I'm serious. Families are experts on their kids. If there's literally anything you need to know about a child, no one will be able to answer that question better than the child's family. (There are exceptions, but hopefully that's not true for too many of your students.) Plus, parents are naturally invested in the success of your classroom - they've got skin in the game!

  • Need help pulling off a crazy new idea? Write home.

  • Looking for classroom resources but don't have $$? Write home.

  • Exploring resources or activities but not sure how they'll land? Write home.

  • Stressed out and needing encouragement? This is gonna sound insane, but I'm serious - write home.

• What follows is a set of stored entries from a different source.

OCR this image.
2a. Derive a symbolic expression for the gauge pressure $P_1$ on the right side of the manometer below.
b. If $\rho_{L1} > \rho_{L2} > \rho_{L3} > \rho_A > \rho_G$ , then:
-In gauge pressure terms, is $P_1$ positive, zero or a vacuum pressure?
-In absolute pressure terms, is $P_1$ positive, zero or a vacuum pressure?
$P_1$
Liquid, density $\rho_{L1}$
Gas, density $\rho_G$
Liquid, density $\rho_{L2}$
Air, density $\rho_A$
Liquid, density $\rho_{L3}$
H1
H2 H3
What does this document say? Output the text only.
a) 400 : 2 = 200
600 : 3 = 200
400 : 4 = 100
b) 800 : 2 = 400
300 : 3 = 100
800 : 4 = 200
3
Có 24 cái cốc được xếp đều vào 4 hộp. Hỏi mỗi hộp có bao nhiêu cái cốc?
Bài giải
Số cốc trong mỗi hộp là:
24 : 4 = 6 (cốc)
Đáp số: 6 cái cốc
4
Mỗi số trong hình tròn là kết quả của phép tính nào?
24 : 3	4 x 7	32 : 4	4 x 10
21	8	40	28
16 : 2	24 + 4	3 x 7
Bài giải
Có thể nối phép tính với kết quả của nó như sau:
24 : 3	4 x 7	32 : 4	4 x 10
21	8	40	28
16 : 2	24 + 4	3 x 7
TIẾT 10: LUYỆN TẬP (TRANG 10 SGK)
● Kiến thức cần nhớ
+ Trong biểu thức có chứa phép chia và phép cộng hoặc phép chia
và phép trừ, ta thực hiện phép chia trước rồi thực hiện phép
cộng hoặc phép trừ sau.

three people point to a map. no faces are seen, only hands.
When your goal post is neon

STORY TIME: I've never gotten so much love, support, and generous words from families as I did one week during Emergency Distance Learning this past spring. I'd begun sending out a weekly email to families and students. The idea was just to keep everyone in the loop, but it ended up sometimes serving as a kind of group therapy. One week I wrote, "Families, how are you guys doing? Honest answers only, please! I really care about you," and boy did they respond. A few weeks later when I was super down, I wrote, "Short message this week because I'm really feeling sad and hopeless. Good vibes appreciated." And those dear people showed up again. I think I got seven encouraging, gentle, cheerful emails in an hour. Those messages buoyed me up in one of the worst teaching weeks of my life. I only wish I'd thought to send out an SOS beacon to families years earlier.


Above all, remember this:

Families sometimes feel lost, discouraged, and confused, too. If you emphasize teamwork, you're already ahead of the relationship-building curve. Every parent under the sun needs a network of support. By offering to join their team, you automatically become an ally.


Until next time,





P.S. Many thanks again to @journeytomisshill on Instagram for inspiring this post


Takeaway Tip:

If at first you don't succeed, try, try again. Not all families prefer to communicate in the same way. If email isn't working, go for texting. If that fails, try phone calls. But be strategic - if you can batch your communications, that's best. More than 45 minutes trying to reach one family probably means you're missing a piece of the puzzle or an easier solution. If that's the case, ask around your school's staff until you find someone who's already successfully made contact, and try their strategy.